Peruvian authorities on Saturday demolished a mausoleum holding eight Shining Path rebels killed during prison massacres more than three decades ago and relocated their remains to a cemetery in a northern part of Lima.
More than 50 police officers and dozens of workers from the cemetery in the Comas district of Peru's capital participated in the operation, said prosecutor Javier Zapata. The remains of the Maoist rebels will be buried in separate niches.
The rebels died in June 1986 riots in three prisons in Lima during which security forces killed 250 suspected Shining Path inmates. Prisoners killed three soldiers and one police officer.
In 2013, prosecutors accused 35 members of Peru's navy of homicide and carrying out extrajudicial executions during the riots, and requested 25- to 28-year sentences. The case is ongoing. The inmates' bodies were burned and buried clandestinely after the massacres but were exhumed by a forensic team starting in 2012.
The remains of the eight rebels were the first to be returned to their families.

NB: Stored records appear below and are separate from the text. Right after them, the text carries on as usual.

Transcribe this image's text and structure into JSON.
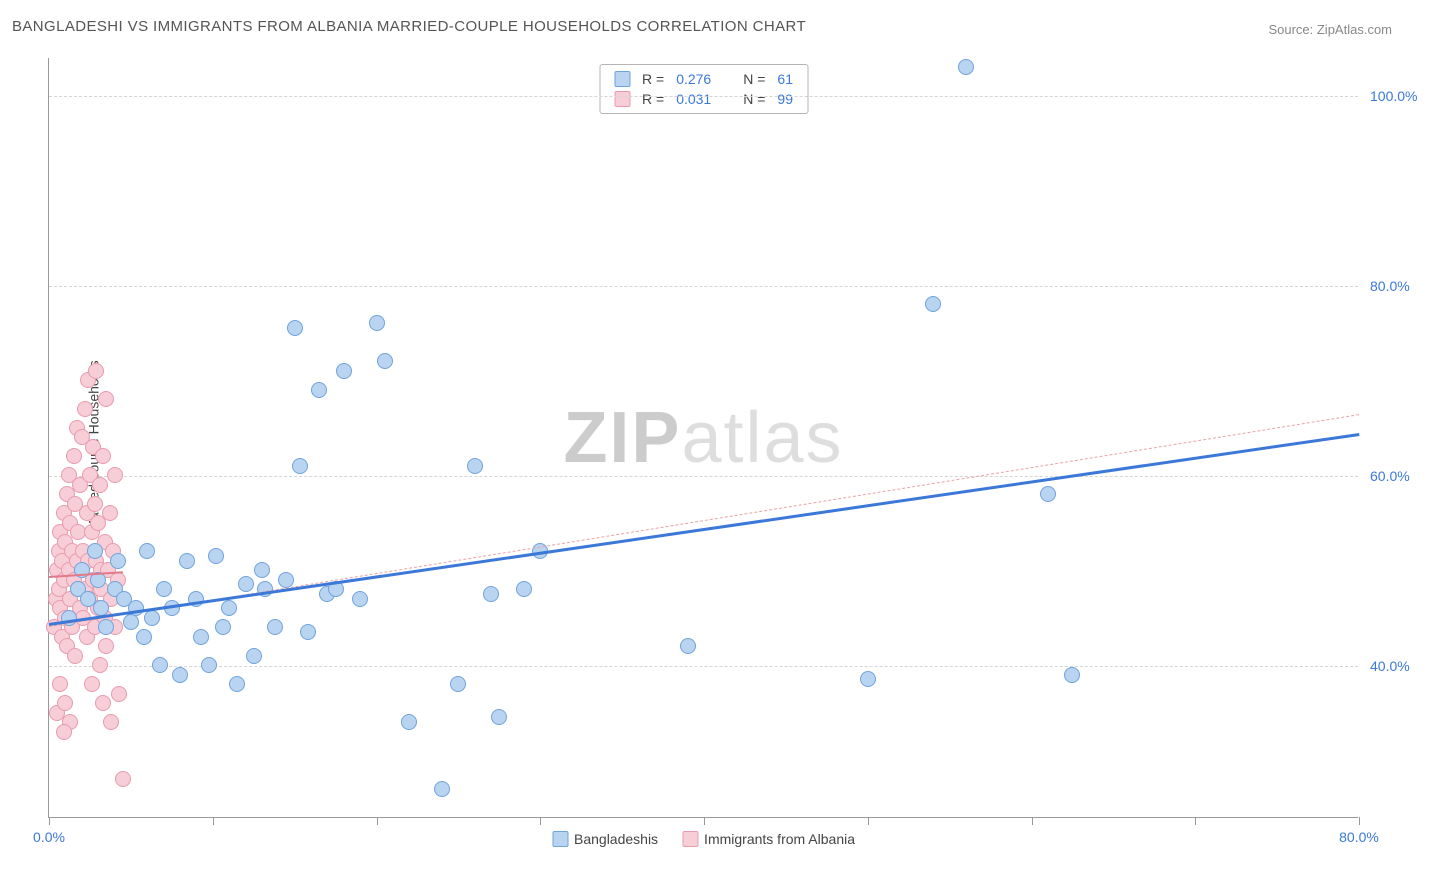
{
  "title": "BANGLADESHI VS IMMIGRANTS FROM ALBANIA MARRIED-COUPLE HOUSEHOLDS CORRELATION CHART",
  "source": "Source: ZipAtlas.com",
  "watermark": {
    "bold": "ZIP",
    "light": "atlas"
  },
  "y_axis_label": "Married-couple Households",
  "chart": {
    "type": "scatter",
    "xlim": [
      0,
      80
    ],
    "ylim": [
      24,
      104
    ],
    "x_ticks": [
      0,
      10,
      20,
      30,
      40,
      50,
      60,
      70,
      80
    ],
    "x_tick_labels": {
      "0": "0.0%",
      "80": "80.0%"
    },
    "y_ticks": [
      40,
      60,
      80,
      100
    ],
    "y_tick_labels": {
      "40": "40.0%",
      "60": "60.0%",
      "80": "80.0%",
      "100": "100.0%"
    },
    "background_color": "#ffffff",
    "grid_color": "#d5d5d5",
    "axis_color": "#999999",
    "tick_label_color": "#3b78d8",
    "marker_radius": 8,
    "marker_border_width": 1
  },
  "series": [
    {
      "name": "Bangladeshis",
      "fill_color": "#b9d4f1",
      "border_color": "#6fa3db",
      "trend": {
        "x1": 0,
        "y1": 44.5,
        "x2": 80,
        "y2": 64.5,
        "style": "solid",
        "color": "#3b78d8",
        "width": 3
      },
      "trend_ext": {
        "x1": 0,
        "y1": 44.2,
        "x2": 80,
        "y2": 66.5,
        "style": "dashed",
        "color": "#e8a4a4",
        "width": 1
      },
      "stats": {
        "R": "0.276",
        "N": "61"
      },
      "points": [
        [
          1.2,
          45
        ],
        [
          1.8,
          48
        ],
        [
          2.0,
          50
        ],
        [
          2.4,
          47
        ],
        [
          2.8,
          52
        ],
        [
          3.0,
          49
        ],
        [
          3.2,
          46
        ],
        [
          3.5,
          44
        ],
        [
          4.0,
          48
        ],
        [
          4.2,
          51
        ],
        [
          4.6,
          47
        ],
        [
          5.0,
          44.5
        ],
        [
          5.3,
          46
        ],
        [
          5.8,
          43
        ],
        [
          6.0,
          52
        ],
        [
          6.3,
          45
        ],
        [
          6.8,
          40
        ],
        [
          7.0,
          48
        ],
        [
          7.5,
          46
        ],
        [
          8.0,
          39
        ],
        [
          8.4,
          51
        ],
        [
          9.0,
          47
        ],
        [
          9.3,
          43
        ],
        [
          9.8,
          40
        ],
        [
          10.2,
          51.5
        ],
        [
          10.6,
          44
        ],
        [
          11.0,
          46
        ],
        [
          11.5,
          38
        ],
        [
          12.0,
          48.5
        ],
        [
          12.5,
          41
        ],
        [
          13.0,
          50
        ],
        [
          13.2,
          48
        ],
        [
          13.8,
          44
        ],
        [
          14.5,
          49
        ],
        [
          15.0,
          75.5
        ],
        [
          15.3,
          61
        ],
        [
          15.8,
          43.5
        ],
        [
          16.5,
          69
        ],
        [
          17.0,
          47.5
        ],
        [
          17.5,
          48
        ],
        [
          18.0,
          71
        ],
        [
          19.0,
          47
        ],
        [
          20.0,
          76
        ],
        [
          20.5,
          72
        ],
        [
          22.0,
          34
        ],
        [
          24.0,
          27
        ],
        [
          25.0,
          38
        ],
        [
          26.0,
          61
        ],
        [
          27.0,
          47.5
        ],
        [
          27.5,
          34.5
        ],
        [
          29.0,
          48
        ],
        [
          30.0,
          52
        ],
        [
          39.0,
          42
        ],
        [
          50.0,
          38.5
        ],
        [
          54.0,
          78
        ],
        [
          56.0,
          103
        ],
        [
          61.0,
          58
        ],
        [
          62.5,
          39
        ]
      ]
    },
    {
      "name": "Immigrants from Albania",
      "fill_color": "#f7cdd7",
      "border_color": "#e99bad",
      "trend": {
        "x1": 0,
        "y1": 49.5,
        "x2": 4.5,
        "y2": 50.0,
        "style": "solid",
        "color": "#e07a8b",
        "width": 2
      },
      "stats": {
        "R": "0.031",
        "N": "99"
      },
      "points": [
        [
          0.3,
          44
        ],
        [
          0.4,
          47
        ],
        [
          0.5,
          50
        ],
        [
          0.6,
          52
        ],
        [
          0.6,
          48
        ],
        [
          0.7,
          54
        ],
        [
          0.7,
          46
        ],
        [
          0.8,
          51
        ],
        [
          0.8,
          43
        ],
        [
          0.9,
          56
        ],
        [
          0.9,
          49
        ],
        [
          1.0,
          53
        ],
        [
          1.0,
          45
        ],
        [
          1.1,
          58
        ],
        [
          1.1,
          42
        ],
        [
          1.2,
          50
        ],
        [
          1.2,
          60
        ],
        [
          1.3,
          47
        ],
        [
          1.3,
          55
        ],
        [
          1.4,
          52
        ],
        [
          1.4,
          44
        ],
        [
          1.5,
          62
        ],
        [
          1.5,
          49
        ],
        [
          1.6,
          57
        ],
        [
          1.6,
          41
        ],
        [
          1.7,
          51
        ],
        [
          1.7,
          65
        ],
        [
          1.8,
          48
        ],
        [
          1.8,
          54
        ],
        [
          1.9,
          46
        ],
        [
          1.9,
          59
        ],
        [
          2.0,
          50
        ],
        [
          2.0,
          64
        ],
        [
          2.1,
          45
        ],
        [
          2.1,
          52
        ],
        [
          2.2,
          67
        ],
        [
          2.2,
          48
        ],
        [
          2.3,
          56
        ],
        [
          2.3,
          43
        ],
        [
          2.4,
          70
        ],
        [
          2.4,
          51
        ],
        [
          2.5,
          47
        ],
        [
          2.5,
          60
        ],
        [
          2.6,
          54
        ],
        [
          2.6,
          38
        ],
        [
          2.7,
          49
        ],
        [
          2.7,
          63
        ],
        [
          2.8,
          44
        ],
        [
          2.8,
          57
        ],
        [
          2.9,
          51
        ],
        [
          2.9,
          71
        ],
        [
          3.0,
          46
        ],
        [
          3.0,
          55
        ],
        [
          3.1,
          40
        ],
        [
          3.1,
          59
        ],
        [
          3.2,
          50
        ],
        [
          3.2,
          48
        ],
        [
          3.3,
          62
        ],
        [
          3.3,
          36
        ],
        [
          3.4,
          53
        ],
        [
          3.4,
          45
        ],
        [
          3.5,
          68
        ],
        [
          3.5,
          42
        ],
        [
          3.6,
          50
        ],
        [
          3.7,
          56
        ],
        [
          3.8,
          47
        ],
        [
          3.8,
          34
        ],
        [
          3.9,
          52
        ],
        [
          4.0,
          60
        ],
        [
          4.0,
          44
        ],
        [
          4.2,
          49
        ],
        [
          4.3,
          37
        ],
        [
          4.5,
          28
        ],
        [
          0.5,
          35
        ],
        [
          0.7,
          38
        ],
        [
          1.0,
          36
        ],
        [
          1.3,
          34
        ],
        [
          0.9,
          33
        ]
      ]
    }
  ],
  "legend_top_labels": {
    "R": "R =",
    "N": "N ="
  },
  "legend_bottom": [
    {
      "label": "Bangladeshis",
      "swatch_fill": "#b9d4f1",
      "swatch_border": "#6fa3db"
    },
    {
      "label": "Immigrants from Albania",
      "swatch_fill": "#f7cdd7",
      "swatch_border": "#e99bad"
    }
  ]
}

The other remains have not yet been returned.
The mausoleum was built in 2016 by relatives of the dead rebels and was designed to hold up to 51 niches. Conservative parties in Peru and members of the military objected to it as an apology for terrorism and called for it to be taken down. Authorities say its construction was begun without the necessary permits.
A handful of relatives of the dead rebels protested at the cemetery's gates but managed to enter only after the mausoleum had been torn down.
“I felt impotence, indignation and anger; the state doesn't even let the dead rest in peace,'' said Elviro Aponte, 80, father of one of the rebels.
Experts says there are 6,462 clandestine cemeteries throughout Peru, a legacy of the Andean nation's brutal internal conflict. A truth commission found that between 1980 and 2000, fighting among rebel groups, the government and self-defense patrols left up to 70,000 dead.